Microsoft has launched a new IoT project dubbed Open Translators to Things (OpenT2T), which is aimed at easing application developers’ interaction with the ‘things’.
In a blog post, the company’s president for open technologies, Jean Paoli, said that the goal of OpenT2T is to enable application developers to write once, in an open and interoperable way, the exact same code to access functionalities that are shared across similar IoT applications.
The project is available on GitHub, an open protocol independent cross-platform based on open standards.
The software, based in the Node.js server-side JavaScript framework, is open to the wider community "from industry organisations to start-ups, from manufacturers to students, from enterprise to hobbyists".

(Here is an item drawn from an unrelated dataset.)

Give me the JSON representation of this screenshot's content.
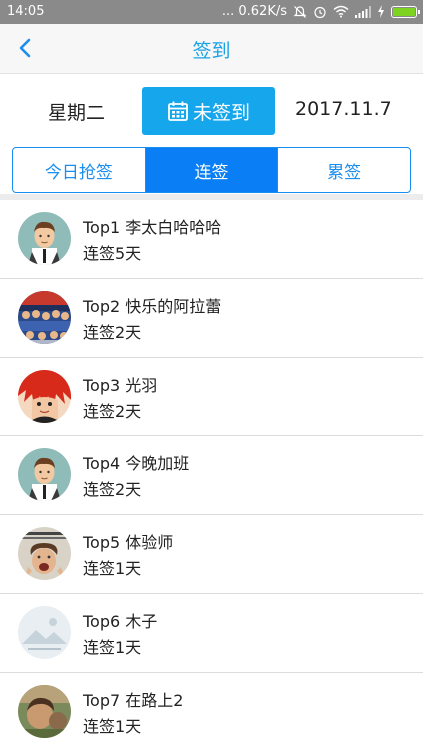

Paoli said: "Translators can and will be forked, cloned, patched and discussed publicly: the proven dynamics of open source development will make the best translators associated to the best schemas emerge and provide long-term sustainability."
He said that the job of the translator is to hide the implementation details about particular data models and protocols, exposing functionalities directly as programmable APIs.
Microsoft denoted that one of the biggest problems in the IoT is the existence of many protocols, and wants OpenT2T, which will run from a public cloud or an IoT gateway, to become a confluence point for development.
Paoli said: "We have pushed some alpha code on GitHub to start the conversation around translating Things to common schemas. In time, we hope OpenT2T becomes a vast repository of crowd-sourced cross-platform translators supporting a broad set of hardware Things and constantly curated by a thriving community where similar translators can compete, collaborate, combine, or diverge.
"We believe end users prefer a very consistent user experience when they use similar devices (e.g. lightbulbs or thermostats), even when they come from different manufacturers or support different protocols. Similarly, we believe application developers need a consistent way to control similar devices as they create apps that can support, at scale, many manufacturers."
In the future, the company said it hopes the developers’ community helps it fully support Windows, OS X, finalise Android support and build iOS support for IoT applications.
Microsoft also wants to explore additional ways to host the runtime and to identify and build robust cross-platform libraries for the different protocol buses used to communicate with ‘things’.